When the MTA service cuts took effect last month, 570 bus stops around the city suddenly became a collective no-man’s land. Buses weren’t pulling up to the curb anymore, creating an irresistible vacuum for motorists. If you belong to a neighborhood message board or listserve, you may have come across a few dispatches from car owners salivating over the prospect of more parking.

Maybe it’s impolitic to discuss how to use this space while the pain of the service cuts still stings, but the NYPD isn’t waiting to manage all that real estate: They’ve stopped ticketing motorists for parking in the bus stops. Acres of space that used to accommodate transit riders are now de facto parking spots.

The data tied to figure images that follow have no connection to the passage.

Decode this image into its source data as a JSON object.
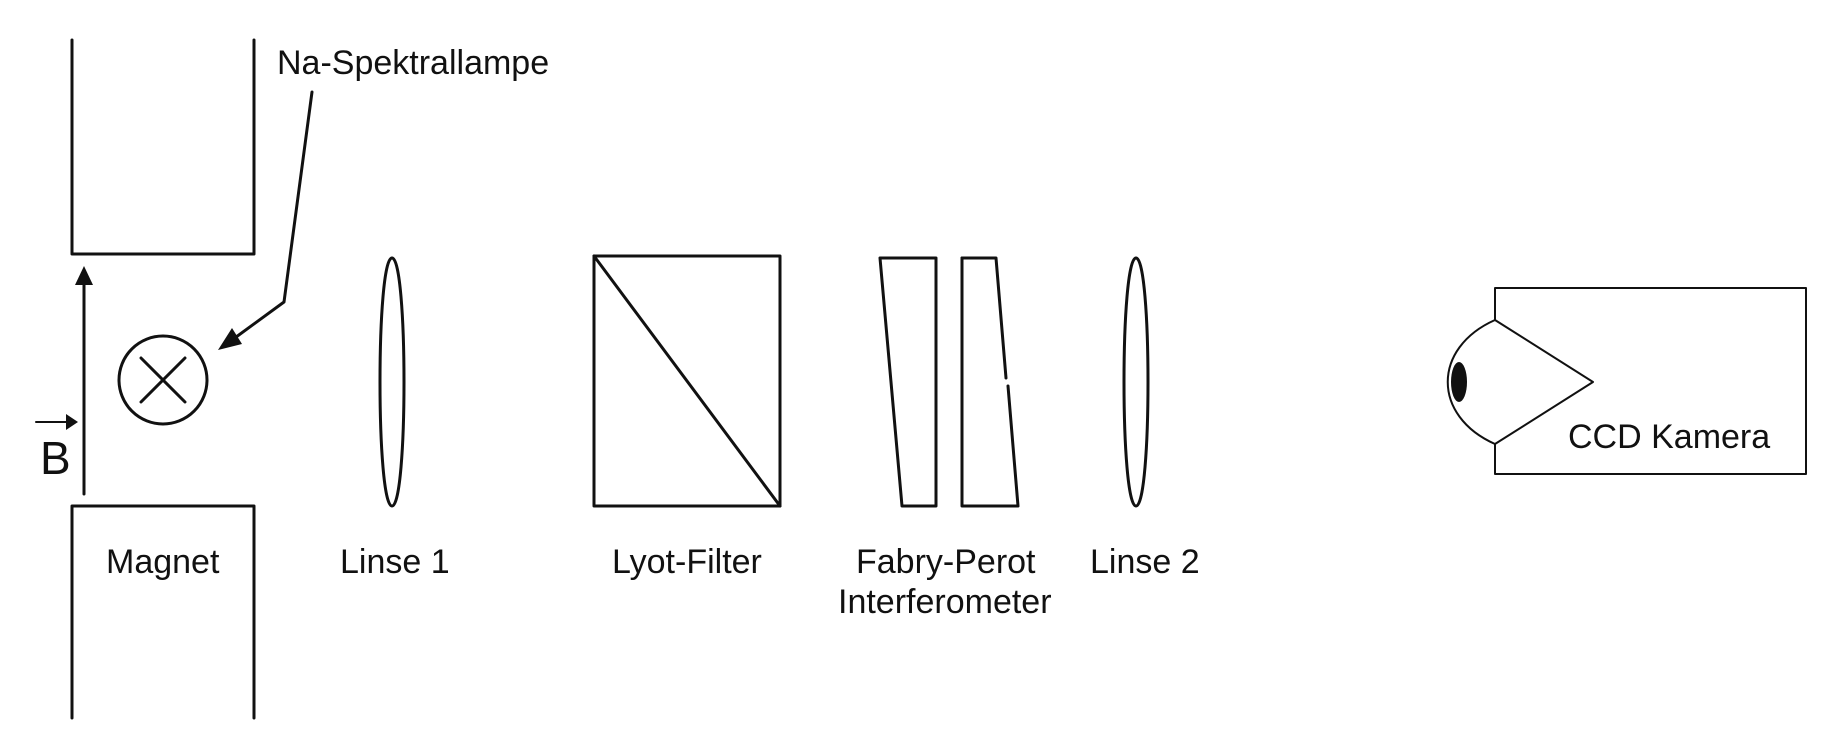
{
  "labels": {
    "lamp": "Na-Spektrallampe",
    "field_symbol": "B",
    "magnet": "Magnet",
    "lens1": "Linse 1",
    "lyot_filter": "Lyot-Filter",
    "fabry_perot_line1": "Fabry-Perot",
    "fabry_perot_line2": "Interferometer",
    "lens2": "Linse 2",
    "camera": "CCD Kamera"
  },
  "colors": {
    "line": "#111111",
    "background": "#ffffff"
  }
}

We reported in May that this is mostly what the city has in mind anyway. DOT’s plan is to turn most bus stops into parking spaces, or convert them to loading zones where deemed necessary. At a meeting of Brooklyn Community Board 6 last night, a DOT
representative reiterated the department’s intention to primarily use
the bus stops for storing private vehicles. He also expressed some
openness to installing bike parking in the bus shelters, but not on the
street itself.

While the loading zones will help reduce double-parking, it looks like we’re still on track for a significant redistribution of public space that won’t benefit the 55.7 percent of New York households which don’t own a car. 

It doesn’t have to end up this way. In San Francisco, the city took some highly visible steps to convert defunct bus stops to non-automotive uses. Some bus stops were re-purposed as bike corrals, with secure parking for six to twelve bikes at each stop. Elsewhere, they used the free space to shuffle around the street’s parking spaces and install a "parklet," a temporary public plaza built along the curb.

This is an important time to act on the idea, exemplified by Summer Streets, that streets form the bulk of the city’s public space and belong to everyone. Here are a few treatments that would make life better for New York’s car-free majority:

  • At dangerous intersections, shift the parking spaces around so that the pedestrian crossings are daylighted, allowing drivers and peds to see each other better
  • If a BID or other group can maintain the space, set it off with planters and add some seating
  • On streets with lots of foot traffic, designate official zones for food vendors
  • We said it before but it just makes so much sense: bike corrals

DOT has figured out how to do some pretty ingenious things with newly available curbside space, and really, the only equitable way to divide up these stops would be to devote most of them to car-free uses. New Yorkers who don’t own cars shouldn’t be shut out of using our old bus stops.